Dinner comes late, as the blacksmith and son with whom we share a wooden table are hammering horse-shoes well past dark. It's warmer for the forge. Still, we cower inside our wool cloaks sampling from a vast warm iron pot of brown porter and toasting bits of lamb-shank over the charcoal fire. That itself is unusual, a charcoal braiser the size of a Hittite shield and we have the smithing to thank. Find ye may not a hardwood tree for fifty leagues that can service a fire … you can find a lamb … an emerald or the family virgin more easily.

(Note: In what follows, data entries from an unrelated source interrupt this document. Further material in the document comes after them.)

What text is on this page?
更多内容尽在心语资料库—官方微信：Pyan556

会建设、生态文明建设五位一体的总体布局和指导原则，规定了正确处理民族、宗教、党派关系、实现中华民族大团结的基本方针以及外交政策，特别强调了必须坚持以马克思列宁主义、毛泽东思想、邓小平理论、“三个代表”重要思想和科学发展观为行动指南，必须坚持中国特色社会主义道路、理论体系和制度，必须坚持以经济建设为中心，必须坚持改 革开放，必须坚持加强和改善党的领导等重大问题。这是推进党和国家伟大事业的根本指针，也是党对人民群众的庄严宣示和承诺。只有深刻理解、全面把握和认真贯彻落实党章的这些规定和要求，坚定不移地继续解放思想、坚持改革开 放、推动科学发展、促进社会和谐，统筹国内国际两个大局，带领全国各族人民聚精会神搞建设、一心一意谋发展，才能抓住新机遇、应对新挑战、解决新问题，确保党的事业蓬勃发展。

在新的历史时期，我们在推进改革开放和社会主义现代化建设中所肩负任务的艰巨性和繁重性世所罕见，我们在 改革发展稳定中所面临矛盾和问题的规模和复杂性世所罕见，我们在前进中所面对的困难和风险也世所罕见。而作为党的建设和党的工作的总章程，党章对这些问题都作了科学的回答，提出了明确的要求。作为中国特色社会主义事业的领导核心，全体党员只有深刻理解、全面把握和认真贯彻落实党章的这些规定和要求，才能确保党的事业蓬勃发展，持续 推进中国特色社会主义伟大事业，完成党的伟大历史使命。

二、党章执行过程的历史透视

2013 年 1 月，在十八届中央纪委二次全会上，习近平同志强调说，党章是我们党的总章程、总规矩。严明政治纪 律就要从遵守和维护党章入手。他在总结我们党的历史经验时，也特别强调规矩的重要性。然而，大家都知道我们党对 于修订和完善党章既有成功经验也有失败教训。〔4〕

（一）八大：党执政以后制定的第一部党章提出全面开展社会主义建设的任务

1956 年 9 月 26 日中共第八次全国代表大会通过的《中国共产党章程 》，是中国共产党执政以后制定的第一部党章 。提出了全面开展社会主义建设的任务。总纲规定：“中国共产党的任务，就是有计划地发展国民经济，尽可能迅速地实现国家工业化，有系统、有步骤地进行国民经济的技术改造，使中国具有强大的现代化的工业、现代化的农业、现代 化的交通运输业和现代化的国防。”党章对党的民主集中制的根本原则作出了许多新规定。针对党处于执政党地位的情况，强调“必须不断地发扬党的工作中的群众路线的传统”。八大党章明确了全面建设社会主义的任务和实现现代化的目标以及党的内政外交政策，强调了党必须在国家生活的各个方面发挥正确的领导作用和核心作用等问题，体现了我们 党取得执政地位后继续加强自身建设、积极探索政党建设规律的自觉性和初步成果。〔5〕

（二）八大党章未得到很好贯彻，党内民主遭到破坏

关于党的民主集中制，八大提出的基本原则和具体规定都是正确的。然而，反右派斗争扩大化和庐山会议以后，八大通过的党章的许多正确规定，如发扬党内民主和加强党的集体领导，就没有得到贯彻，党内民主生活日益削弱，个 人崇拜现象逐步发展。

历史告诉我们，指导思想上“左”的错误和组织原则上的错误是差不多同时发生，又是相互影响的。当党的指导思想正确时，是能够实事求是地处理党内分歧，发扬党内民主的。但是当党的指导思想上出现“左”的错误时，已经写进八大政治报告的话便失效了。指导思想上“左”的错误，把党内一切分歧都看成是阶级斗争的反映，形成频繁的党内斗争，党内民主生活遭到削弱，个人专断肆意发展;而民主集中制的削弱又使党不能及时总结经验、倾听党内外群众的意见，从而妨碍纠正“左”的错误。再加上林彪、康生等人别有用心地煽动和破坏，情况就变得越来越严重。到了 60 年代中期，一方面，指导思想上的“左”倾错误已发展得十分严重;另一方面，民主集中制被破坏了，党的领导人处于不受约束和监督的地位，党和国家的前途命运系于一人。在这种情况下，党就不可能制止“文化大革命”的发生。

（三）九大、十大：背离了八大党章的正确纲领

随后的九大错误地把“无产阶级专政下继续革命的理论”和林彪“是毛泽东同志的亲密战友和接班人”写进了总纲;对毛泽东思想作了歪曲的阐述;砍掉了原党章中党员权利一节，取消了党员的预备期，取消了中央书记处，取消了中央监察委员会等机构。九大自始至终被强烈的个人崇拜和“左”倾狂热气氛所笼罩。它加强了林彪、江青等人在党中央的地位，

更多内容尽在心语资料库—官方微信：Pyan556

Others carry more cheer and spank their wenches in public for what man does not delight in a red, wet rump? The royals are three such Egyptians, wearing gold torques and peaceful smiles. Only leather-strapped, glittering handaxes and needle-like dirks warn the prudent. Their females all speak four languages, and brazenly flash to the observant as much as they dare. “Skinny, each of them,” huffs Artyphon while pulling tighter her silk thong. Under a huge sheep-skin a Babylonian scribe snores in the corner. He hides a boy beside him … strange and provoking … I think - - had thought all court scribes were castrated royals. His tall Negro guardsman stands over them holding a bronze headed hatchet. Every shadow hides the assassins blade.

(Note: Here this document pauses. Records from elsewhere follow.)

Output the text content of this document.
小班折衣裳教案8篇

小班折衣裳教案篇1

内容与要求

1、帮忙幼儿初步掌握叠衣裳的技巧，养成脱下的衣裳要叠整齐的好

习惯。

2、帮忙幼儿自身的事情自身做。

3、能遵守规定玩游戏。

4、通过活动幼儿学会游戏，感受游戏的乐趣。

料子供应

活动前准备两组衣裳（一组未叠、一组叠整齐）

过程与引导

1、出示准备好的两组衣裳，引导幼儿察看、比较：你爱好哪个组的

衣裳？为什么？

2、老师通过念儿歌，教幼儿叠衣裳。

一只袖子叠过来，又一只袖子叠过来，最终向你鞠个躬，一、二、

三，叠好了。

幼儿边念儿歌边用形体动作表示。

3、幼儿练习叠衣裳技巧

Street of the wool-carders … lane of date-wine .. way of Eritrian whores, street of copper … street of sand, street of rock this far inside the city walls they all smell of piss and rotted food and until you rise above, to a windy third story terrace Damascus streets carry the stench of uncollected dead bodies. Such we wait for the desert-spanning caravan and Melquarts adjoined convoy. Subtly, we wait to join the expected caravan, to the dryland north-east and passing the estate of Melquart.